Selain itu, judul Pemberantasan Tindak Pidana Terorisme juga dikhawatirkan akan mempersempit penanganan aksi terorisme sebatas pada kewenangan institusi kepolisian. Padahal, menurut Panglima, aksi terorisme di Indonesia tak bisa lagi dikualifikasikan sebagai tindak pidana terorisme yang mengganggu keamanan dan ketertiban masyarakat, tetapi terkait persoalan keyakinan politis yang mengancam ideologi dan kedaulatan negara.

Dalam surat tersebut, Panglima juga meminta agar definisi terorisme diubah. Sebelumnya, terorisme didefinisikan sebagai segala perbuatan yang memenuhi unsur-unsur tindak pidana sesuai ketentuan dalam Undang-Undang Antiterorisme. Ke depan, Panglima meminta terorisme didefinisikan sebagai kejahatan terhadap negara yang mengancam ideologi, kedaulatan, keutuhan wilayah, keamanan negara, dan keselamatan segenap bangsa yang memiliki tujuan politik dan motif lain, yang dilakukan perorangan atau kelompok terorganisasi, bersifat nasional dan internasional.

Ketua Panitia Khusus RUU Antiterorisme dari Fraksi Partai Gerindra Muhammad Syafii di Kompleks Parlemen, Senayan, Jakarta, Selasa (16/1), membenarkan adanya surat tersebut. Menurut dia, permintaan perubahan judul RUU dan definisi terorisme itu bukan untuk mengubah pendekatan yang dipakai dalam mengatasi terorisme, dari konteks sistem peradilan pidana ke pendekatan militer.

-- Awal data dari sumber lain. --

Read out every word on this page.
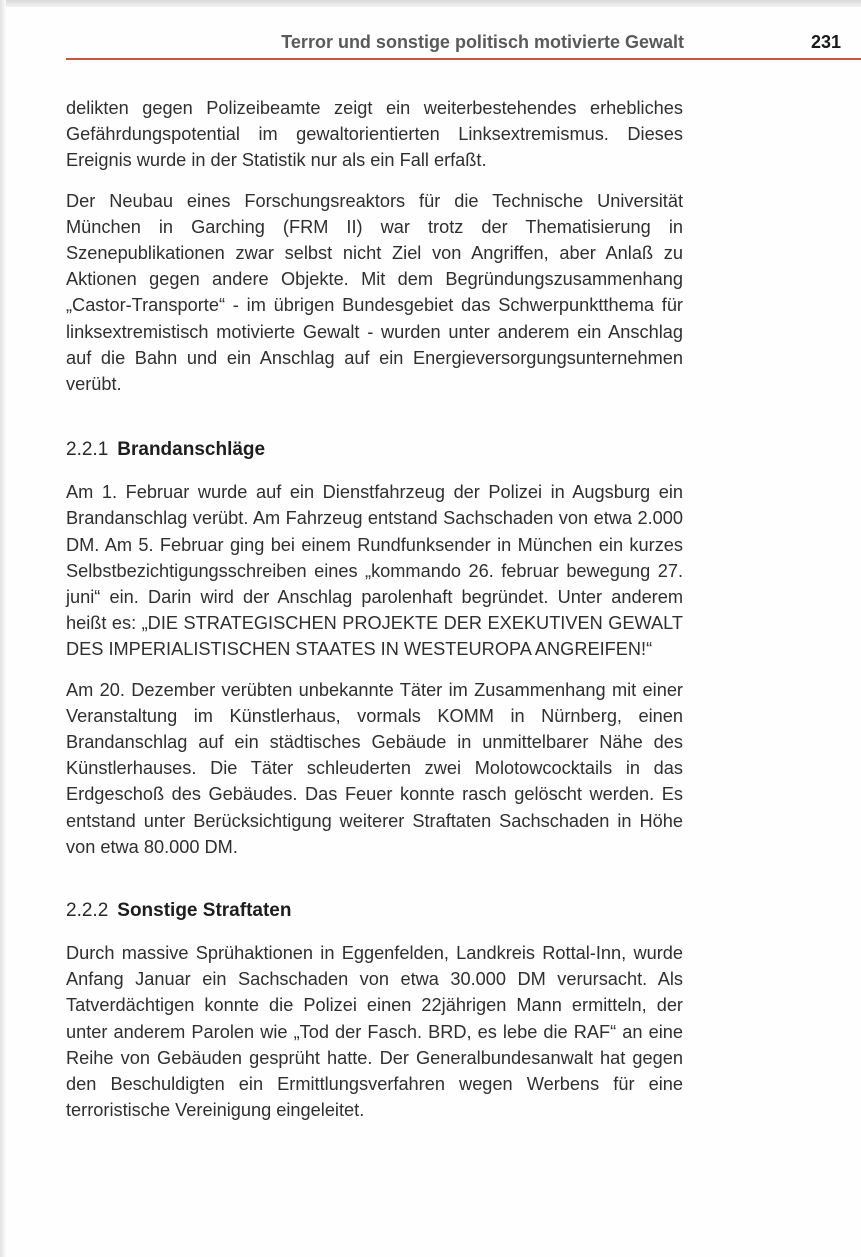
Terror und sonstige politisch motivierte Gewalt	231

delikten gegen Polizeibeamte zeigt ein weiterbestehendes erhebliches Gefährdungspotential im gewaltorientierten Linksextremismus. Dieses Ereignis wurde in der Statistik nur als ein Fall erfaßt.

Der Neubau eines Forschungsreaktors für die Technische Universität München in Garching (FRM II) war trotz der Thematisierung in Szenepublikationen zwar selbst nicht Ziel von Angriffen, aber Anlaß zu Aktionen gegen andere Objekte. Mit dem Begründungszusammenhang „Castor-Transporte“ - im übrigen Bundesgebiet das Schwerpunktthema für linksextremistisch motivierte Gewalt - wurden unter anderem ein Anschlag auf die Bahn und ein Anschlag auf ein Energieversorgungsunternehmen verübt.

2.2.1 Brandanschläge

Am 1. Februar wurde auf ein Dienstfahrzeug der Polizei in Augsburg ein Brandanschlag verübt. Am Fahrzeug entstand Sachschaden von etwa 2.000 DM. Am 5. Februar ging bei einem Rundfunksender in München ein kurzes Selbstbezichtigungsschreiben eines „kommando 26. februar bewegung 27. juni“ ein. Darin wird der Anschlag parolenhaft begründet. Unter anderem heißt es: „DIE STRATEGISCHEN PROJEKTE DER EXEKUTIVEN GEWALT DES IMPERIALISTISCHEN STAATES IN WESTEUROPA ANGREIFEN!“

Am 20. Dezember verübten unbekannte Täter im Zusammenhang mit einer Veranstaltung im Künstlerhaus, vormals KOMM in Nürnberg, einen Brandanschlag auf ein städtisches Gebäude in unmittelbarer Nähe des Künstlerhauses. Die Täter schleuderten zwei Molotowcocktails in das Erdgeschoß des Gebäudes. Das Feuer konnte rasch gelöscht werden. Es entstand unter Berücksichtigung weiterer Straftaten Sachschaden in Höhe von etwa 80.000 DM.

2.2.2 Sonstige Straftaten

Durch massive Sprühaktionen in Eggenfelden, Landkreis Rottal-Inn, wurde Anfang Januar ein Sachschaden von etwa 30.000 DM verursacht. Als Tatverdächtigen konnte die Polizei einen 22jährigen Mann ermitteln, der unter anderem Parolen wie „Tod der Fasch. BRD, es lebe die RAF“ an eine Reihe von Gebäuden gesprüht hatte. Der Generalbundesanwalt hat gegen den Beschuldigten ein Ermittlungsverfahren wegen Werbens für eine terroristische Vereinigung eingeleitet.
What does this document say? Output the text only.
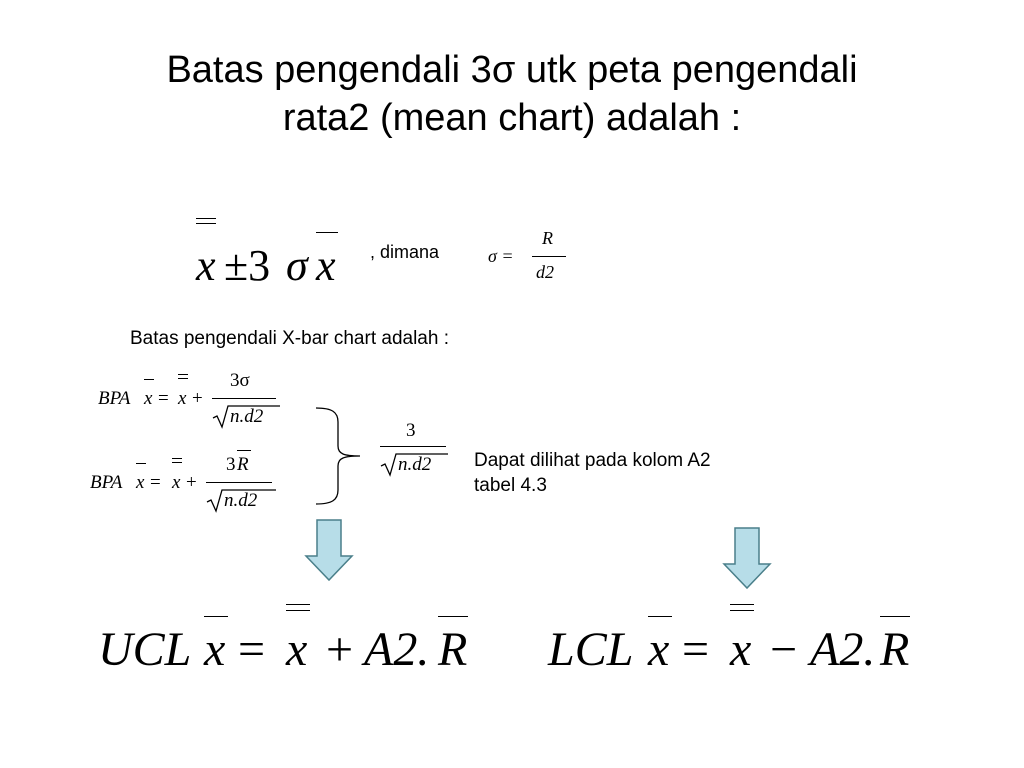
Batas pengendali 3σ utk peta pengendali
rata2 (mean chart) adalah :
x ±3 σ x , dimana	σ =
R
d2
Batas pengendali X-bar chart adalah :
BPA x = x +
3σ
n.d2
BPA x = x +
3 R
n.d2
3
n.d2 Dapat dilihat pada kolom A2
tabel 4.3
UCL x = x + A2. R LCL x = x − A2. R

”Tidak ada perubahan pendekatan. Mengatasi terorisme di Indonesia tetap dalam koridor peradilan pidana, pendekatan hukum. Kita harus tetap konsisten,” kata Syafii.

Pansus RUU Antiterorisme akan mulai membahas bab tentang kelembagaan dalam daftar inventarisasi masalah (DIM) RUU, pekan depan. Berkaitan dengan itu, surat Panglima TNI itu pun akan ikut dibahas dan disikapi oleh fraksi-fraksi di pansus.

Wakil Ketua Pansus RUU Antiterorisme Supiadin Aries Saputra mengatakan dapat memaklumi alasan Panglima mengirimkan surat tersebut. Surat itu, menurut dia, hanya untuk menegaskan pelibatan TNI yang lebih aktif dalam memberantas terorisme. Isi surat itu pun dinilai sejalan dengan semangat DPR memberikan ruang lebih bagi TNI dalam mengatasi terorisme.

Karena selama ini, UU Antiterorisme lebih berupa penegakan hukum yang merupakan ranah kepolisian. Ke depan, TNI diproyeksikan tak hanya ikut memberantas terorisme dalam konteks perbantuan untuk polisi, tetapi lebih proaktif dengan batasan pembagian tugas yang akan diatur.

Direktur Imparsial Al Araf menilai, permintaan Panglima tersebut kurang tepat karena revisi UU Antiterorisme hanya amendemen terhadap pasal-pasal tertentu dan penambahan sejumlah substansi sesuai perkembangan terbaru. RUU itu bukan produk undang-undang baru sehingga judulnya tak perlu diubah drastis. Demikian pula dengan definisi, menurut dia, terorisme adalah kejahatan pidana sehingga dunia internasional pun memandang terorisme dalam kategori kejahatan transnasional yang terorganisasi (transnational organized crime).